Page 115 of Once a Hero

Crossing silently across the dusty mosaic floor under arches and pillars, Jake and Benjamin headed toward the heat source. The signal from the fake brooch box was stronger now, more than ever.

Jake was confident they were getting to the box.

Whether that also led to Beatrice was another matter.

As they turned a corner, Jake heard voices. Molyneux and a man were talking.

Apparently, Benjamin heard their voices too.

They slowed down. There was light coming out of the hallway.

When they reached the end of the hallway, Jake realized the voices had echoed out from one floor below. The crypt?

However, the crypt was empty. There was a small chapel there with stone benches in front of the altar. No one was there.

How deep is this small church? Perhaps the builders had envisioned a cathedral but never got there?

The voices kept coming.

Jake followed the voices. He could also hear the rain pelt the church roof outside.

As he neared the stone stairwell, he heard two women talking.

“I don’t have children of my own, Amber.” It was Molyneux’s voice.

“My name is Beatrice.”

She’s alive. Thank God!

“I named you Amber after the Amber Room,” Molyneux said. “Your dad wanted to call you Beatrice.
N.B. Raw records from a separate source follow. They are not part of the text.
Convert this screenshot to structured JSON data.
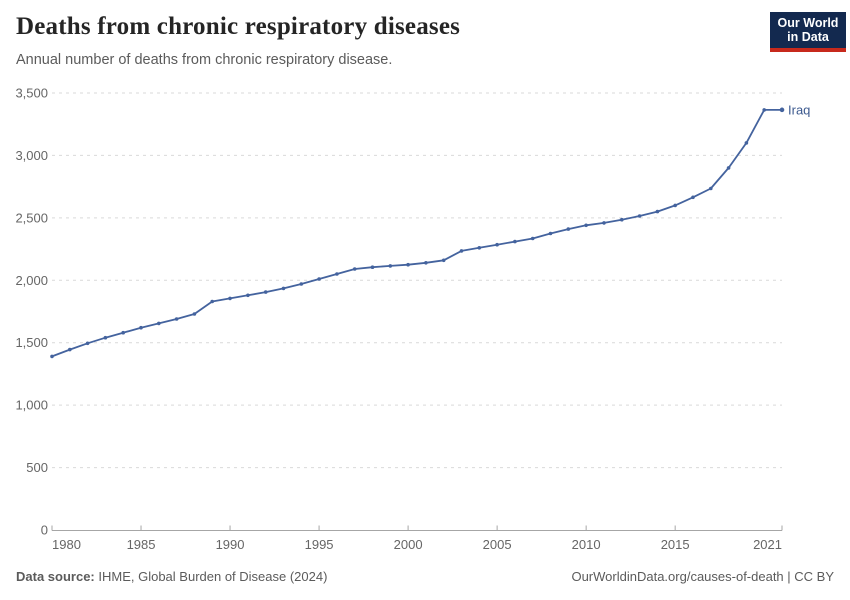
{
  "header": {
    "title": "Deaths from chronic respiratory diseases",
    "subtitle": "Annual number of deaths from chronic respiratory disease."
  },
  "logo": {
    "line1": "Our World",
    "line2": "in Data",
    "bg_color": "#13294f",
    "accent_color": "#c7291c"
  },
  "chart_data": {
    "type": "line",
    "title": "Deaths from chronic respiratory diseases",
    "subtitle": "Annual number of deaths from chronic respiratory disease.",
    "x": [
      1980,
      1981,
      1982,
      1983,
      1984,
      1985,
      1986,
      1987,
      1988,
      1989,
      1990,
      1991,
      1992,
      1993,
      1994,
      1995,
      1996,
      1997,
      1998,
      1999,
      2000,
      2001,
      2002,
      2003,
      2004,
      2005,
      2006,
      2007,
      2008,
      2009,
      2010,
      2011,
      2012,
      2013,
      2014,
      2015,
      2016,
      2017,
      2018,
      2019,
      2020,
      2021
    ],
    "series": [
      {
        "name": "Iraq",
        "color": "#44639e",
        "label_color": "#3d5a8f",
        "values": [
          1390,
          1445,
          1495,
          1540,
          1580,
          1620,
          1655,
          1690,
          1730,
          1830,
          1855,
          1880,
          1905,
          1935,
          1970,
          2010,
          2050,
          2090,
          2105,
          2115,
          2125,
          2140,
          2160,
          2235,
          2260,
          2285,
          2310,
          2335,
          2375,
          2410,
          2440,
          2460,
          2485,
          2515,
          2550,
          2600,
          2665,
          2735,
          2900,
          3100,
          3365,
          3365
        ]
      }
    ],
    "ylim": [
      0,
      3500
    ],
    "yticks": [
      0,
      500,
      1000,
      1500,
      2000,
      2500,
      3000,
      3500
    ],
    "xticks": [
      1980,
      1985,
      1990,
      1995,
      2000,
      2005,
      2010,
      2015,
      2021
    ],
    "grid": "horizontal-dashed",
    "legend_position": "end-of-line"
  },
  "footer": {
    "datasource_label": "Data source:",
    "datasource_value": "IHME, Global Burden of Disease (2024)",
    "credit": "OurWorldinData.org/causes-of-death | CC BY"
  }
}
I guess he had his chance when you all entered WITSEC.”

“Let us go,” Beatrice pleaded.

“After you open the door.”

Jake touched his cargo pants pocket. He had both brooches in there. Benjamin had taken them out of the lab safe. Somehow, he trusted Jake enough to let him carry them. Technically they had been handed over to the FBI, although Jake had no badge when Benjamin put him in charge of the brooches.

Why did he do that?

Was that a test to see how much Jake could be trusted…with his sister?

At the top of the stairs, Benjamin hesitated.

Jake stepped forward. He had combat experience from his Army days, and also extensive training in the FBI.

Quietly, the team went downstairs, toward the voices, and straight into the vortex of no return.

Chapter Forty-Six

“Say goodbye.” Molyneux left her director’s chair.

“No, please,” Beatrice pleaded. “We’ll try again. Maybe the cabochons needed to be rearranged.”

“You’ve tried it many times in the last two hours.”

“We need a laptop to calculate the permutations.” Even as Beatrice said those words, she knew they didn’t need another computer.

What they needed were the two original brooches back at the lab safe in Charleston. The four fake amber cabochons they had didn’t have the right weight to open the steel door.